The Woman in Cabin 10 is one of the three books I read while we were on our vacation. (Read about the first one here). It was fitting, since it takes place at sea. It is another “If you like Gone Girl,” or “If you like Girl on a Train” book. This was definitely a winner. I couldn’t put it down.
The book starts with the main character Lo’s apartment being burglarized while she is at home. She then becomes extremely paranoid and jumpy. She stops sleeping and is afraid to be in her own apartment. She works for a travel magazine, and soon after the burlgary leaves for a press trip on an exclusive, luxury cruise ship with a very limited amount of cabins sailing the North Sea. Her first night aboard the ship, she meets a mysterious guest staying in the cabin next to hers, who then never appears at dinner. But in the middle of the night, Lo wakes to a large splash and sees blood on the door of the cabin next door. But when she alerts the crew, no blood is found and the cabin next to hers is empty. And no one knows about the mysterious guest Lo met. So it is up to Lo to solve the mystery and help the woman she knows existed.

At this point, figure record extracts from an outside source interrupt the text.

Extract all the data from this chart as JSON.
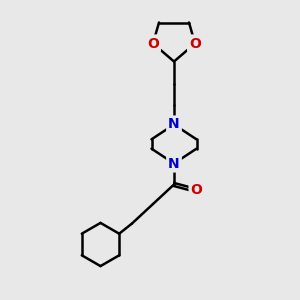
{
  "background_color": "#e8e8e8",
  "line_color": "#000000",
  "N_color": "#0000cc",
  "O_color": "#cc0000",
  "bond_width": 1.8,
  "font_size_atom": 10,
  "fig_size": [
    3.0,
    3.0
  ],
  "dpi": 100,
  "xlim": [
    0,
    10
  ],
  "ylim": [
    0,
    10
  ]
}
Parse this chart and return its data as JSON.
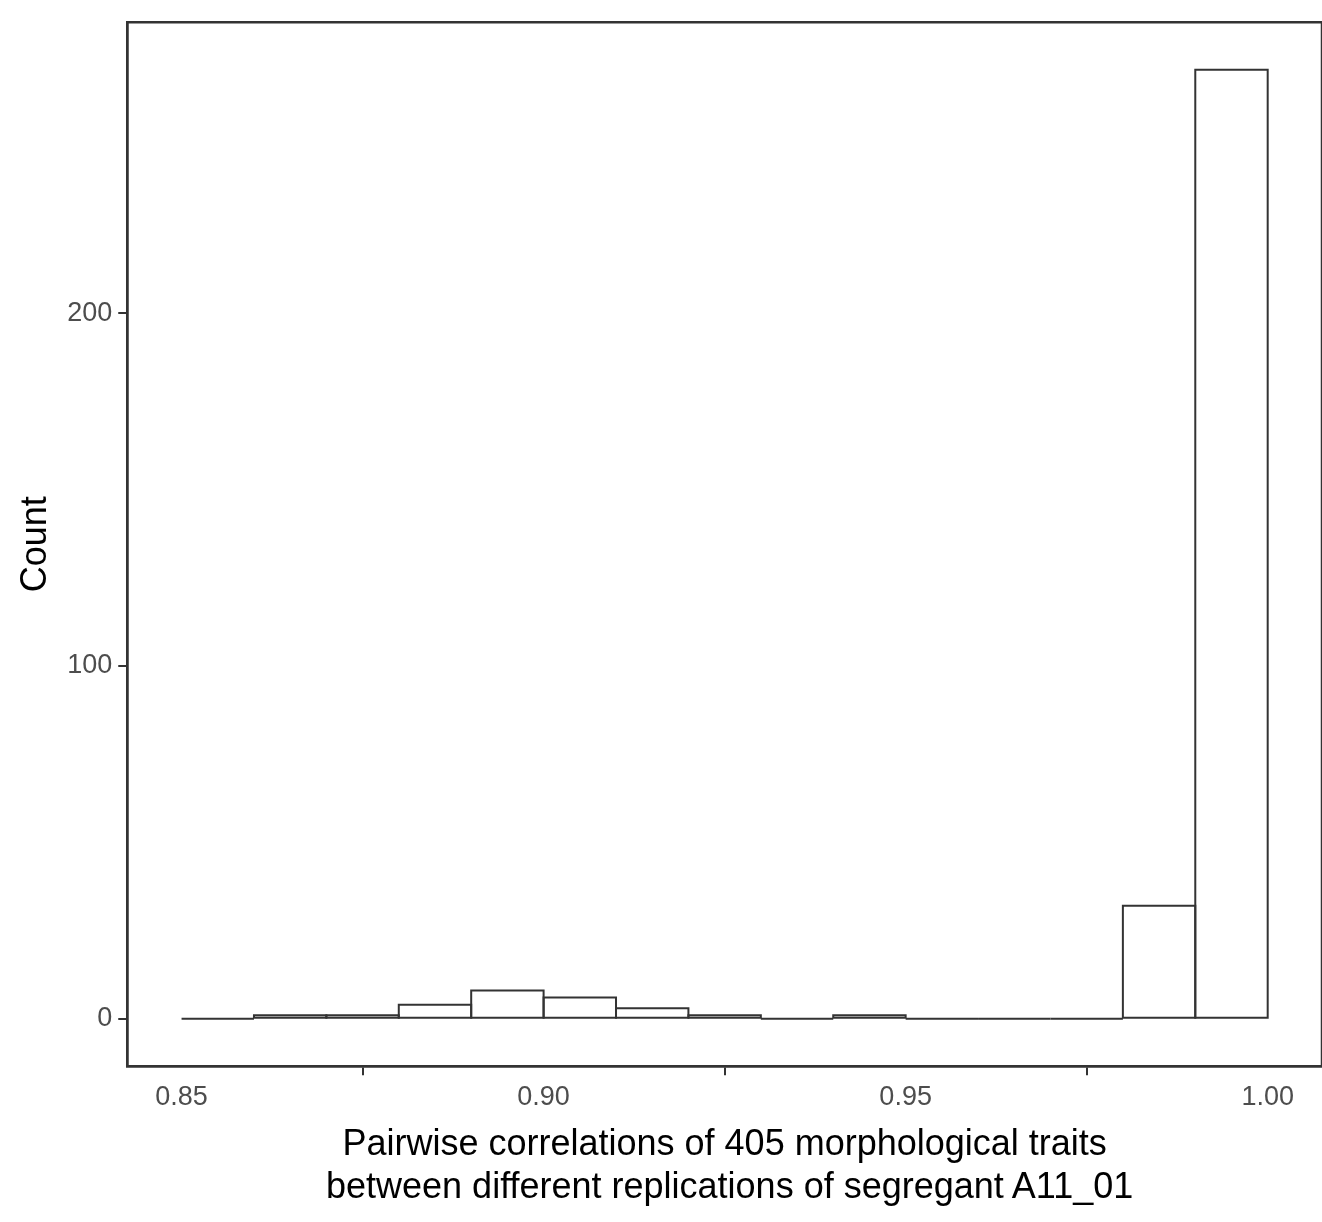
{
  "chart_data": {
    "type": "histogram",
    "xlabel": "Pairwise correlations of 405 morphological traits\n between different replications of segregant A11_01",
    "ylabel": "Count",
    "bins": [
      0.85,
      0.86,
      0.87,
      0.88,
      0.89,
      0.9,
      0.91,
      0.92,
      0.93,
      0.94,
      0.95,
      0.96,
      0.97,
      0.98,
      0.99,
      1.0
    ],
    "values": [
      0,
      1,
      1,
      4,
      8,
      6,
      3,
      1,
      0,
      1,
      0,
      0,
      0,
      32,
      269
    ],
    "color": "#333333",
    "xlim": [
      0.8425,
      1.0075
    ],
    "xticks": [
      {
        "value": 0.85,
        "label": "0.85"
      },
      {
        "value": 0.9,
        "label": "0.90"
      },
      {
        "value": 0.95,
        "label": "0.95"
      },
      {
        "value": 1.0,
        "label": "1.00"
      }
    ],
    "ylim": [
      -13.45,
      282.45
    ],
    "yticks": [
      0,
      100,
      200
    ],
    "grid": false,
    "legend": false
  }
}
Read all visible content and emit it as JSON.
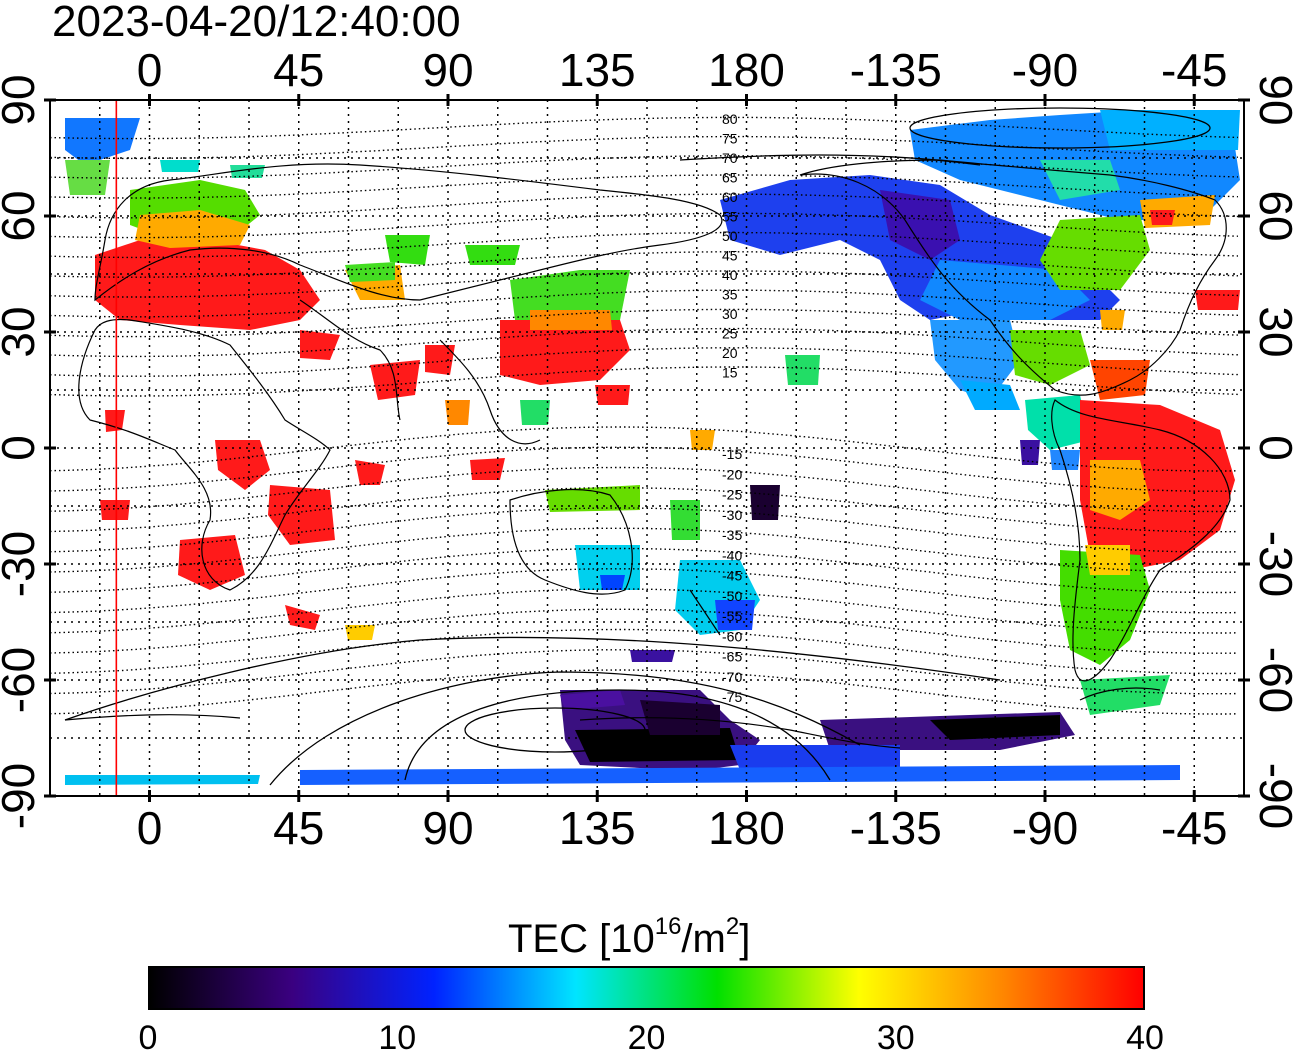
{
  "header": {
    "timestamp": "2023-04-20/12:40:00"
  },
  "map": {
    "lon_ticks": [
      "0",
      "45",
      "90",
      "135",
      "180",
      "-135",
      "-90",
      "-45"
    ],
    "lat_ticks_left": [
      "90",
      "60",
      "30",
      "0",
      "-30",
      "-60",
      "-90"
    ],
    "lat_ticks_right": [
      "90",
      "60",
      "30",
      "0",
      "-30",
      "-60",
      "-90"
    ],
    "magnetic_lat_labels": [
      "80",
      "75",
      "70",
      "65",
      "60",
      "55",
      "50",
      "45",
      "40",
      "35",
      "30",
      "25",
      "20",
      "15",
      "-15",
      "-20",
      "-25",
      "-30",
      "-35",
      "-40",
      "-45",
      "-50",
      "-55",
      "-60",
      "-65",
      "-70",
      "-75"
    ],
    "cursor_longitude": -10
  },
  "colorbar": {
    "title_main": "TEC  [10",
    "title_exp1": "16",
    "title_mid": "/m",
    "title_exp2": "2",
    "title_end": "]",
    "ticks": [
      "0",
      "10",
      "20",
      "30",
      "40"
    ],
    "range": [
      0,
      40
    ],
    "colors": [
      "#000000",
      "#3a0080",
      "#0022ff",
      "#00e5ff",
      "#00e000",
      "#ffff00",
      "#ff8800",
      "#ff0000"
    ]
  }
}
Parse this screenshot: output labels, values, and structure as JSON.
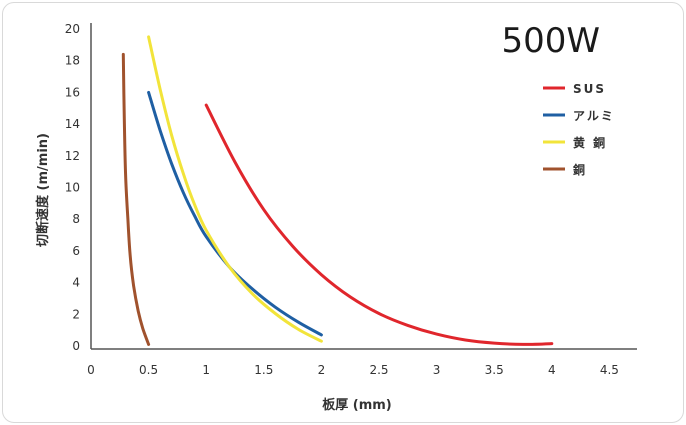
{
  "chart_data": {
    "type": "line",
    "title": "500W",
    "xlabel": "板厚 (mm)",
    "ylabel": "切断速度 (m/min)",
    "xlim": [
      0,
      4.7
    ],
    "ylim": [
      0,
      20
    ],
    "x_ticks": [
      "0",
      "0.5",
      "1",
      "1.5",
      "2",
      "2.5",
      "3",
      "3.5",
      "4",
      "4.5"
    ],
    "x_tick_values": [
      0,
      0.5,
      1,
      1.5,
      2,
      2.5,
      3,
      3.5,
      4,
      4.5
    ],
    "y_ticks": [
      "0",
      "2",
      "4",
      "6",
      "8",
      "10",
      "12",
      "14",
      "16",
      "18",
      "20"
    ],
    "y_tick_values": [
      0,
      2,
      4,
      6,
      8,
      10,
      12,
      14,
      16,
      18,
      20
    ],
    "grid": false,
    "legend_position": "top-right",
    "series": [
      {
        "name": "SUS",
        "color": "#e0262c",
        "points": [
          [
            1.0,
            15.2
          ],
          [
            1.25,
            11.6
          ],
          [
            1.5,
            8.6
          ],
          [
            1.75,
            6.3
          ],
          [
            2.0,
            4.5
          ],
          [
            2.25,
            3.1
          ],
          [
            2.5,
            2.05
          ],
          [
            2.75,
            1.3
          ],
          [
            3.0,
            0.75
          ],
          [
            3.25,
            0.38
          ],
          [
            3.5,
            0.18
          ],
          [
            3.75,
            0.1
          ],
          [
            4.0,
            0.15
          ]
        ]
      },
      {
        "name": "アルミ",
        "color": "#1f5fa3",
        "points": [
          [
            0.5,
            16.0
          ],
          [
            0.6,
            13.6
          ],
          [
            0.7,
            11.5
          ],
          [
            0.8,
            9.7
          ],
          [
            0.9,
            8.2
          ],
          [
            1.0,
            6.9
          ],
          [
            1.2,
            5.0
          ],
          [
            1.4,
            3.6
          ],
          [
            1.6,
            2.45
          ],
          [
            1.8,
            1.5
          ],
          [
            2.0,
            0.7
          ]
        ]
      },
      {
        "name": "黄 銅",
        "color": "#f2e43a",
        "points": [
          [
            0.5,
            19.5
          ],
          [
            0.6,
            16.2
          ],
          [
            0.7,
            13.3
          ],
          [
            0.8,
            10.9
          ],
          [
            0.9,
            8.9
          ],
          [
            1.0,
            7.3
          ],
          [
            1.2,
            5.0
          ],
          [
            1.4,
            3.3
          ],
          [
            1.6,
            2.05
          ],
          [
            1.8,
            1.05
          ],
          [
            2.0,
            0.3
          ]
        ]
      },
      {
        "name": "銅",
        "color": "#a0522d",
        "points": [
          [
            0.28,
            18.4
          ],
          [
            0.29,
            14.0
          ],
          [
            0.3,
            10.8
          ],
          [
            0.32,
            8.0
          ],
          [
            0.34,
            5.7
          ],
          [
            0.37,
            3.8
          ],
          [
            0.41,
            2.2
          ],
          [
            0.45,
            1.1
          ],
          [
            0.5,
            0.1
          ]
        ]
      }
    ]
  }
}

When I was in the middle of reading this book, I was telling my husband that unreliable narrators make the best narrators in psychological thrillers. My husband didn’t understand what I meant. What I mean is that for some reason or another, you can’t trust the narrator. Even if it is told in first person, you just can’t seem to trust them. My two best examples are Gone Girl and Girl on a Train. What is even better is when the narrator doesn’t even trust themselves, like in Girl on a Train. And I think one thing that makes The Woman in Cabin 10 so good is because the narrator, Lo, is a somewhat unreliable narrator.
If you like psychological thrillers, this is definitely one to read! I highly recommend it!